A new analysis of 35 years of meteorological data confirms fire seasons have become longer. Fire season, which varies in timing and duration based on location, is defined as the time of year when wildfires are most likely to ignite, spread, and affect resources.
In the map above, areas where the fire season lengthened between 1979 and 2014 are shown with shades of orange and red. Areas where the length of the fire season stayed the same are yellow. Shades of blue show where the fire season grew shorter. Gray indicates that there was not enough vegetation to sustain wildfires.
The researchers found that fire weather seasons have lengthened across one quarter of Earth’s vegetated surface. In certain areas, extending the fire season by a bit each year added up to a large change over the full study period. For instance, parts of the western United States and Mexico, Brazil, and East Africa now face wildfire seasons that are more than a month longer than they were 35 years ago.

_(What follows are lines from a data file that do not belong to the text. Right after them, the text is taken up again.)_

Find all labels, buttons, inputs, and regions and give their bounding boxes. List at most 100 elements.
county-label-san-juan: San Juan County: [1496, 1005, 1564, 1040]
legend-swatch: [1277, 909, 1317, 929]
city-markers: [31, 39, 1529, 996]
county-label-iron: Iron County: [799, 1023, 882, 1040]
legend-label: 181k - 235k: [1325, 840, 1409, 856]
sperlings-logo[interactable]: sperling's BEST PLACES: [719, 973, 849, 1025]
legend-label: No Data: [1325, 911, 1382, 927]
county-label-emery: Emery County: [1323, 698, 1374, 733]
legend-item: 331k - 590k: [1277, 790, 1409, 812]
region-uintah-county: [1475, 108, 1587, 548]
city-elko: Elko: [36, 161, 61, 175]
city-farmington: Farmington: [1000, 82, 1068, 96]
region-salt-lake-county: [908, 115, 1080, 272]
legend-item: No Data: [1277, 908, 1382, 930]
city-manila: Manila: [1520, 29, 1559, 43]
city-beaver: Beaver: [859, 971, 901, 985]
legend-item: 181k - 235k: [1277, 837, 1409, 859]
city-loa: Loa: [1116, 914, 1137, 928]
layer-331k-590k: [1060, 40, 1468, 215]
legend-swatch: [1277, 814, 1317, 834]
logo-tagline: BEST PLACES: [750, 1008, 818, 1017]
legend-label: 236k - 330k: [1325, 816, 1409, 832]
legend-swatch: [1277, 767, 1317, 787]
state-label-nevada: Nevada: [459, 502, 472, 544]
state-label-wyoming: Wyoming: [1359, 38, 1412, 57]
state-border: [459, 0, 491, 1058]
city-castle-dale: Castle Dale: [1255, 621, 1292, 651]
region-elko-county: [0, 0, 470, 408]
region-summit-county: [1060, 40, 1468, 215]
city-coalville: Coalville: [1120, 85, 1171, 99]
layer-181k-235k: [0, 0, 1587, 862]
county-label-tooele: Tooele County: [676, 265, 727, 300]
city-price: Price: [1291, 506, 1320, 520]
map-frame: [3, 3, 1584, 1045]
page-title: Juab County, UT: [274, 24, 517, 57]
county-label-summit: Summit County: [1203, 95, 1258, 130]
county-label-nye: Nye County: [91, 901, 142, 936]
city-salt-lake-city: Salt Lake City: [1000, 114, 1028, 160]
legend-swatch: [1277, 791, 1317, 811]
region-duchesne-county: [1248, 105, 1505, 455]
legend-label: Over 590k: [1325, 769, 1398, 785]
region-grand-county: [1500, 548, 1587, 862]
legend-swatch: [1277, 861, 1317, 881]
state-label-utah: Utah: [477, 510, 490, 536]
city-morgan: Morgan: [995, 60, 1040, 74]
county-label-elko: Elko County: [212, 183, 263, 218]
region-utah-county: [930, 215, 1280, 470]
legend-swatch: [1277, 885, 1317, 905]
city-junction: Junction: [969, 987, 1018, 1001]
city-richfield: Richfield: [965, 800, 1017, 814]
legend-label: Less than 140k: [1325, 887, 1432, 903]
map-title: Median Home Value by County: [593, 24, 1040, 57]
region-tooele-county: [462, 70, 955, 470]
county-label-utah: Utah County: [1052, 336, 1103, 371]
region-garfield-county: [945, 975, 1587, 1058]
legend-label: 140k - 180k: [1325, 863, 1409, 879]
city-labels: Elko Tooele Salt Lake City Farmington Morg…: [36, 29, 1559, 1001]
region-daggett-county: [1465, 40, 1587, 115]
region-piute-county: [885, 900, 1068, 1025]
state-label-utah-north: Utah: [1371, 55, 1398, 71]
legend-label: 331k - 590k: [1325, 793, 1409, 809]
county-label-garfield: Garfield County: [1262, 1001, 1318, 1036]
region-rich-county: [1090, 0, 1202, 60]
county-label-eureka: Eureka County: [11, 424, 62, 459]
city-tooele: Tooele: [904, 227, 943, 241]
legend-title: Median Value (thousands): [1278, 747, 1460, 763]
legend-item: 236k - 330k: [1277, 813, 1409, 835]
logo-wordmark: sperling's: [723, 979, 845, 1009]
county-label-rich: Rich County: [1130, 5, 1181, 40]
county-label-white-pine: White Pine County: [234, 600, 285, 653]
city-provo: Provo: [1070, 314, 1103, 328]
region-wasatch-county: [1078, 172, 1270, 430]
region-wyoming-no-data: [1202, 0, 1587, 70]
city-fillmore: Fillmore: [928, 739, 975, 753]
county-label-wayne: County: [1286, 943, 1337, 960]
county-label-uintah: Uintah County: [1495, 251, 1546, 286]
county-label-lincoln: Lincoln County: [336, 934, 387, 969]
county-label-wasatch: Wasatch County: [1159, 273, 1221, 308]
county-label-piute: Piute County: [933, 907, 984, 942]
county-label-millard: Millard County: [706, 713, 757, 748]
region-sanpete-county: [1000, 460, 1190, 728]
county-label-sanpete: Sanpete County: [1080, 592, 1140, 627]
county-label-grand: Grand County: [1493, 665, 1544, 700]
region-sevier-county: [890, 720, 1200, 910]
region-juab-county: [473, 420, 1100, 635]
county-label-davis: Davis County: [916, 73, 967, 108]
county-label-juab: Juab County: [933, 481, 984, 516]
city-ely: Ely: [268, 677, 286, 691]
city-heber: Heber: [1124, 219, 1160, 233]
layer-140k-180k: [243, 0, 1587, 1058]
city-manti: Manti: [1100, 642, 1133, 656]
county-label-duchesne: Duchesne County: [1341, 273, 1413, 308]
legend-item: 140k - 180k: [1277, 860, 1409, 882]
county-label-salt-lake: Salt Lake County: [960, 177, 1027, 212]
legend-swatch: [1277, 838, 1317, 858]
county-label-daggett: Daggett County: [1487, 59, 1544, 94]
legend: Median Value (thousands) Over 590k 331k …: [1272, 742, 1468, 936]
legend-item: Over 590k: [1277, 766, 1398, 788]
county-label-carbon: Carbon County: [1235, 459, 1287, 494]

The authors attribute the longer season in the western United States to changes in the timing of snowmelt, vapor pressure, and the timing of spring rains—all of which have been linked to global warming and climate change.
In some parts of the world, tough fire seasons have also become more frequent. “The map at the top of the page depicts steady trends in season length, while the map below shows changes in variability,” explained Jolly. “In other words, the map below shows where long seasons are becoming more frequent, even if they aren’t becoming steadily longer.”
NOTE: This analysis was done five years ago.